Мебель в доме была совсем не дачная.
Слишком хорошая. Слишком дорогая. Нильс совершенно этим не интересовался, но бывали периоды, когда Катрине не говорила ни о чем другом, так что мало-помалу он начал немного разбираться в дизайнерской мебели. Вегенер. Могенсен. Клинт. Якобсен. Если вся мебель на этой даче настоящая, она стоит целое состояние.
Пара блестящих кошачьих глаз с любопытством рассматривала Нильса, пока он сам осматривался в доме. В гостиной царил ужасный беспорядок. Столы были заставлены тарелками и грязными чашками, на полу валялись кошачьи игрушки, туфли и старые журналы, на одной из балок сушилось белье. Черное пианино загораживало большую часть одной стены, другая была заставлена книгами. Бардак не вязался с дорогой мебелью, хотя в этом и была какая-то своя правда: приятно видеть, что этой мебелью пользуются. В тех редких случаях, когда Нильс и Катрине вдвоем заходили в гости к кому-нибудь из ее коллег-архитекторов — чаще всего Нильс пытался как-то от этого отвертеться, — его неизменно настигало беспокойство. Из-за явного своего несоответствия антуражу. Ему было неприятно стоять столбом в дорогущей квартире в районе Эстебро, потягивать из бокала белое вино Corton Charlemange, шестьсот крон за бутылку, в окружении самой дорогой в Европе мебели, и не решаться присесть на диван. Катрине только смеялась над ним.

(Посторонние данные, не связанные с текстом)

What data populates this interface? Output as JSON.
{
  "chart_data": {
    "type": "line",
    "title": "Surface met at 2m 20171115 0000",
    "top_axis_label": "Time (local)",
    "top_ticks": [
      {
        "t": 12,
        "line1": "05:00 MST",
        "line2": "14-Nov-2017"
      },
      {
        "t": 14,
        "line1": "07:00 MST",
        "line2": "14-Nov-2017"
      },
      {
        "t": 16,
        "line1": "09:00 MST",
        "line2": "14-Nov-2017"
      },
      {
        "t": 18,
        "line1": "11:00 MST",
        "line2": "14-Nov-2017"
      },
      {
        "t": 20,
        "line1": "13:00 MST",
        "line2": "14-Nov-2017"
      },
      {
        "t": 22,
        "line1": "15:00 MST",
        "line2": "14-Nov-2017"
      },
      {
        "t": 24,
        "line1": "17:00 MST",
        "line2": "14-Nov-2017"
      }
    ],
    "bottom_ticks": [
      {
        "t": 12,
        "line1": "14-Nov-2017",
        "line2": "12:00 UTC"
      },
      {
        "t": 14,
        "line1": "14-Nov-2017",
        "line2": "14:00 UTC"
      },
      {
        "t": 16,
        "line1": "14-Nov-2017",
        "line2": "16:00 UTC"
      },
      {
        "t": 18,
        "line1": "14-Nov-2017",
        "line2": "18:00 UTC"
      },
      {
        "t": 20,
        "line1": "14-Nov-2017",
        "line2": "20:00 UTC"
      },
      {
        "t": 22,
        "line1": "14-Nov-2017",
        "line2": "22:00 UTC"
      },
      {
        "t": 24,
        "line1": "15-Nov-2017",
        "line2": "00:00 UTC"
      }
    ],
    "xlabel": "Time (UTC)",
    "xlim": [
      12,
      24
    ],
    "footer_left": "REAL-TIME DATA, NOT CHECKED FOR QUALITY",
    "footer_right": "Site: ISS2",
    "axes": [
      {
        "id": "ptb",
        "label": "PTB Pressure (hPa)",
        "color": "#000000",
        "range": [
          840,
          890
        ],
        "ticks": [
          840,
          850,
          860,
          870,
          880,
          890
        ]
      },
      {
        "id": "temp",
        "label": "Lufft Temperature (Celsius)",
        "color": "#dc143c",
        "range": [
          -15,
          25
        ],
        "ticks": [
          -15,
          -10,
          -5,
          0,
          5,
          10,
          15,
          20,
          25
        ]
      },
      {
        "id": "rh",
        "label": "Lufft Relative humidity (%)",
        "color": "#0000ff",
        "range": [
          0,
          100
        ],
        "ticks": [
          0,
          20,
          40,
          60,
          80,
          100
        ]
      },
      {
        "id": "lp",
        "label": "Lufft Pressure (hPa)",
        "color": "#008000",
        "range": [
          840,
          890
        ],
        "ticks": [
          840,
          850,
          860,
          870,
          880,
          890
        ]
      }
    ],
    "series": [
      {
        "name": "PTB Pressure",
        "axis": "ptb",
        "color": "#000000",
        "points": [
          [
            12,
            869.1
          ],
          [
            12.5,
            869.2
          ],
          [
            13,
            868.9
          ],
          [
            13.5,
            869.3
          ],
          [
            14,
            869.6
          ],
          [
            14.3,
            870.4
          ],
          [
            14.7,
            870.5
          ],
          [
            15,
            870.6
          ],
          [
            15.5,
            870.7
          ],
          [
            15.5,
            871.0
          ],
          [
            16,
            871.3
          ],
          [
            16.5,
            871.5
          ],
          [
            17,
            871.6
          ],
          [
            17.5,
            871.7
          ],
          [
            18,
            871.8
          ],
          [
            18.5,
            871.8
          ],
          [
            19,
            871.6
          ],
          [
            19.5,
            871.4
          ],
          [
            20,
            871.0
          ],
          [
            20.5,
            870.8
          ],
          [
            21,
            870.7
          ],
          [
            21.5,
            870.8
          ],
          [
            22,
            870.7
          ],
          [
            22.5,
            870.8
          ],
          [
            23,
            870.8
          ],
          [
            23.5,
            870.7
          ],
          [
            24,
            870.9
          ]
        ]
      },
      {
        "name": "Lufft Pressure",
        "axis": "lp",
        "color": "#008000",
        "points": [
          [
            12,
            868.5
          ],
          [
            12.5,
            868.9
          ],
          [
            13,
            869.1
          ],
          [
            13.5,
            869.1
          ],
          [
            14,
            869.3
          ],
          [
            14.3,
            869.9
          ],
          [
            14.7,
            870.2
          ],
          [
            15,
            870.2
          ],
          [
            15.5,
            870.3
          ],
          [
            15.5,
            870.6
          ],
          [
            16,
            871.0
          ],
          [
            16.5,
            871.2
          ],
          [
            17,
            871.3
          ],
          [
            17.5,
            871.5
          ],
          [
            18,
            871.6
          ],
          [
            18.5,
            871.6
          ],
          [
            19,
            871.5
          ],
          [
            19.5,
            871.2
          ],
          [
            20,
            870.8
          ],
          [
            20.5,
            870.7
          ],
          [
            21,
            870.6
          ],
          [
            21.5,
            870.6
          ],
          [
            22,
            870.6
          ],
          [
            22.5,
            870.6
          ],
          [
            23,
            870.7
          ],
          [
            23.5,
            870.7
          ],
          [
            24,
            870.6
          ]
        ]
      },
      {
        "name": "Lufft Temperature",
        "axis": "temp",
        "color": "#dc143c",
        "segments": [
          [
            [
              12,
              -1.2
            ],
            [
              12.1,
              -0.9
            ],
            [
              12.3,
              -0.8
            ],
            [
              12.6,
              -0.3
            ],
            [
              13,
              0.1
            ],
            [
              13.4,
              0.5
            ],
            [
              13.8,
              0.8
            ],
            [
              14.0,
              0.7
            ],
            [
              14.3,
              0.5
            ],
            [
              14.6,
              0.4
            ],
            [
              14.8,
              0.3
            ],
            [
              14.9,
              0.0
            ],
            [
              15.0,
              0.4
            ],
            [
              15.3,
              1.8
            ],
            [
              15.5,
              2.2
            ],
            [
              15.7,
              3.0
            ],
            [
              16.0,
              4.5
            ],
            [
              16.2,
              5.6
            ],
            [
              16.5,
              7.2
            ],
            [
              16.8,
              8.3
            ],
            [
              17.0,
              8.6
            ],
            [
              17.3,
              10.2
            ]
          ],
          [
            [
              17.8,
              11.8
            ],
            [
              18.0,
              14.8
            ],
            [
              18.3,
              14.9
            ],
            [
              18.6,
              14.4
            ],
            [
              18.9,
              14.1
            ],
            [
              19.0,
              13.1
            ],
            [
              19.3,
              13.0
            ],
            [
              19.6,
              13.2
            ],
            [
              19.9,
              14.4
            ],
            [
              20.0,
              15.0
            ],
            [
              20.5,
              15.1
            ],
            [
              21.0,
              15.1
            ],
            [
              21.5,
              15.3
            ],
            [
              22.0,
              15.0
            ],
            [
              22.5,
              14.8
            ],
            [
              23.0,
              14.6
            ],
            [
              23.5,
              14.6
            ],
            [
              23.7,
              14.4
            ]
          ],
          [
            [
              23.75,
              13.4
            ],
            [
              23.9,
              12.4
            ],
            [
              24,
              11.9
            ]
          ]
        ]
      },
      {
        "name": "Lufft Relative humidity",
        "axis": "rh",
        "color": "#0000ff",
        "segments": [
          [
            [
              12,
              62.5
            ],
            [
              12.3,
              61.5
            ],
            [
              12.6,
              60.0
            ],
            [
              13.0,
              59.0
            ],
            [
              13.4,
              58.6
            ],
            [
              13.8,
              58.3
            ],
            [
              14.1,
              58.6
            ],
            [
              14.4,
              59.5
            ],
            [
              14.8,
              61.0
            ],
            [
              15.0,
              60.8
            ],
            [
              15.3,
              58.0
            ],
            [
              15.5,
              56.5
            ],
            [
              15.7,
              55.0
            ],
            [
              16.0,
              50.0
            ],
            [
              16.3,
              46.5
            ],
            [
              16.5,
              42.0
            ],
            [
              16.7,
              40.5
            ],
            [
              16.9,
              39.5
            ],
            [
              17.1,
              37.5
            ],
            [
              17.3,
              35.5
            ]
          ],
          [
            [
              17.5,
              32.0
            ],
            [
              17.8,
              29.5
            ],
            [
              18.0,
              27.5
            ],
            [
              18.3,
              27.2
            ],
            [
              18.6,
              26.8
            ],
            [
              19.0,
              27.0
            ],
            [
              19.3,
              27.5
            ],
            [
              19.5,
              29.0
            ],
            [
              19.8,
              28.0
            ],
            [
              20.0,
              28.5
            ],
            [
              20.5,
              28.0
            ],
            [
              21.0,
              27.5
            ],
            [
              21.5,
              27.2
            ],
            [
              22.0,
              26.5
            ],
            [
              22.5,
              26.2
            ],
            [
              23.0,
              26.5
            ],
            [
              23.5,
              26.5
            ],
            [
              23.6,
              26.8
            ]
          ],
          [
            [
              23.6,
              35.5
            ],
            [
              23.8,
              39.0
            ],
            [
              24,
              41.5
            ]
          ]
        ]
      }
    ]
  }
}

— Это Густав-то хороший человек? — спросила Ханна, подавляя усмешку и протягивая ему чашку кофе. — Вы уверены, что не ошиблись?
— Все остальные говорят примерно то же самое. Кроме Красного Креста. — Помешивая растворимый кофе в чашке, Нильс заметил маленькую фотографию в рамке: высокий тощий подросток и Ханна. Они с сыном снялись в обнимку на фоне Маятника Фуко в Париже.
— Но почему вдруг Густав?
— Это компьютер так отфильтровал. Из-за его слов на вручении премии.
— «В конце концов мир спасет математика».
— Да, именно.
— И тут имя Густава высветилось на экране.
— Густав — ваш бывший муж?
Он наблюдал за ней, пока она обдумывала свое семейное положение. Сколько ей лет — сорок? Сорок пять? В ней было что-то беспорядочное, что гармонировало с домом, немного мрачным, неприбранным, но интересным и сложным. У нее были серьезные темные глаза и русые взъерошенные волосы ниже плеч; казалось, она только недавно встала с постели. Она сняла туфли и ходила босиком, хотя пол был холодный. Джинсы, белая рубашка, нежная светлая кожа. Худая. Она не была красивой, так что Нильс, не будь он так занят, непременно задумался бы о том, почему она ему нравится. Ответ, сказал он себе, оказался бы очень прост: она не носила лифчик, и Нильс видел сквозь ткань рубашки больше, чем хотелось бы хозяйке дома.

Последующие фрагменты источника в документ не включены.